NOTE: I do random rotation of training images, which actually slows down data ingestion quite a bit. If you don't need random rotation as one of the data augmentation schemes, you could comment out the code to further speed up training.

For reference, here is a list of options for the train.py script which gets called inside train_new.sh:
- --dataset_dir: specify an alternative directory location for the TFRecords dataset.
- --dropout_rate: add a DropOut layer before the last Dense layer, with the specified dropout rate. Default is no dropout.
- --weight_decay: L2 regularization of weights in conv/dense layers.
- --optimizer: "sgd", "adam" or "rmsprop". Default is "adam".
- --use_lookahead: use "LookAhead" optimizer. Default is False.
- --batch_size: batch size for both training and validation.
- --iter_size: aggregate gradients before doing 1 weight update, i.e. effective_batch_size = batch_size * iter_size.
- --lr_sched: "linear" or "exp" (exponential) decay of learning rates per epoch. Default is "linear".
- --initial_lr: learning rate of the 1st epoch.
- --final_lr: learning rate of the last epoch.
- --epochs: total number of training epochs.

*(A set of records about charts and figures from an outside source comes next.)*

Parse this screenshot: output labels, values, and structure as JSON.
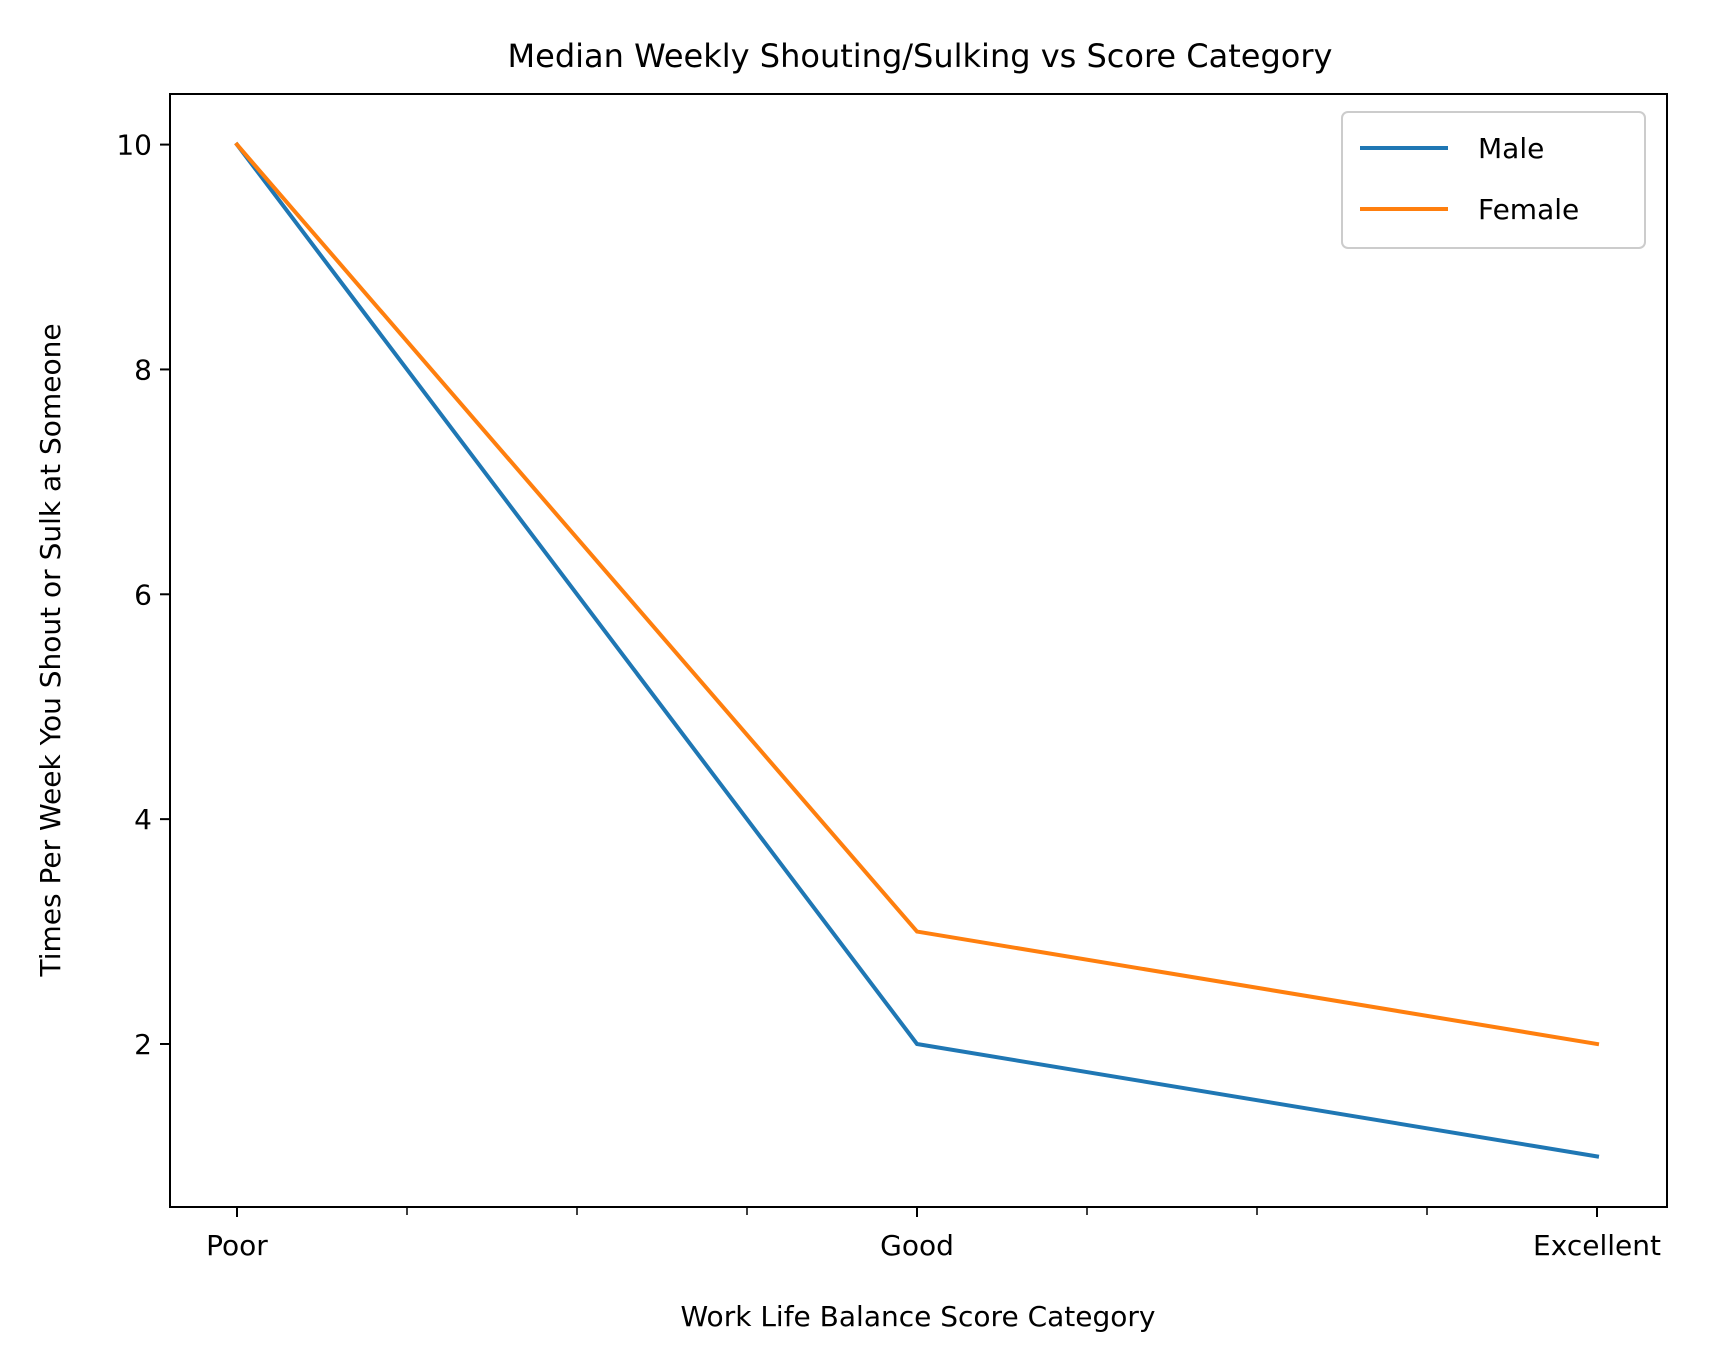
{
  "chart_data": {
    "type": "line",
    "title": "Median Weekly Shouting/Sulking vs Score Category",
    "xlabel": "Work Life Balance Score Category",
    "ylabel": "Times Per Week You Shout or Sulk at Someone",
    "categories": [
      "Poor",
      "Good",
      "Excellent"
    ],
    "yticks": [
      "2",
      "4",
      "6",
      "8",
      "10"
    ],
    "ylim": [
      0.55,
      10.45
    ],
    "minor_x_ticks": true,
    "grid": false,
    "legend_position": "top-right",
    "series": [
      {
        "name": "Male",
        "color": "#1f77b4",
        "values": [
          10,
          2,
          1
        ]
      },
      {
        "name": "Female",
        "color": "#ff7f0e",
        "values": [
          10,
          3,
          2
        ]
      }
    ]
  }
}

Evaluate accuracy of the trained googlenet_bn model.

$ python3 evaluate.py --dataset_dir ${HOME}/data/ILSVRC2012/tfrecords \
                      saves/googlenet_bn-model-final.h5

For training other CNN models, check out train_new.sh, train.py and models/models.py. This repository already supports mobilenet_v2, resnet50, googlenet_bn, inception_v2, efficientnet_b0, efficientnet_b1, efficientnet_b4 and osnet. You could implement your own Keras CNN models by extending the code in models/models.py.

Models trained with code in this repository

Model	Input	Size	Parameters	Top-1 Accuracy
googlenet_bn	224x224	80.9MB	7,020,392	0.7091
inception_v2	224x224	129.0MB	11,214,888	0.7234
mobilenet_v2	224x224	40.8MB	3,538,984	0.7054
resnet50	224x224	--	25,636,712	--
efficientnet_b0	224x224	41.1MB	5,330,564	0.7318
osnet	224x224	29.5MB	2,440,952	0.6474

Additional notes about MobileNetV2

For some reason, Keras has trouble loading a trained/saved MobileNetV2 model. The load_model() call would fail with this error message:

TypeError: '<' not supported between instances of 'dict' and 'float'

To work around this problem, I followed this post and added the following at line 309 (after the super() call of ReLU) lines in /usr/local/lib/python3.6/dist-packages/tensorflow/python/keras/layers/advanced_activations.py.

    if type(max_value) is dict:
        max_value = max_value['value']
    if type(negative_slope) is dict:
        negative_slope = negative_slope['value']
    if type(threshold) is dict:
        threshold = threshold['value']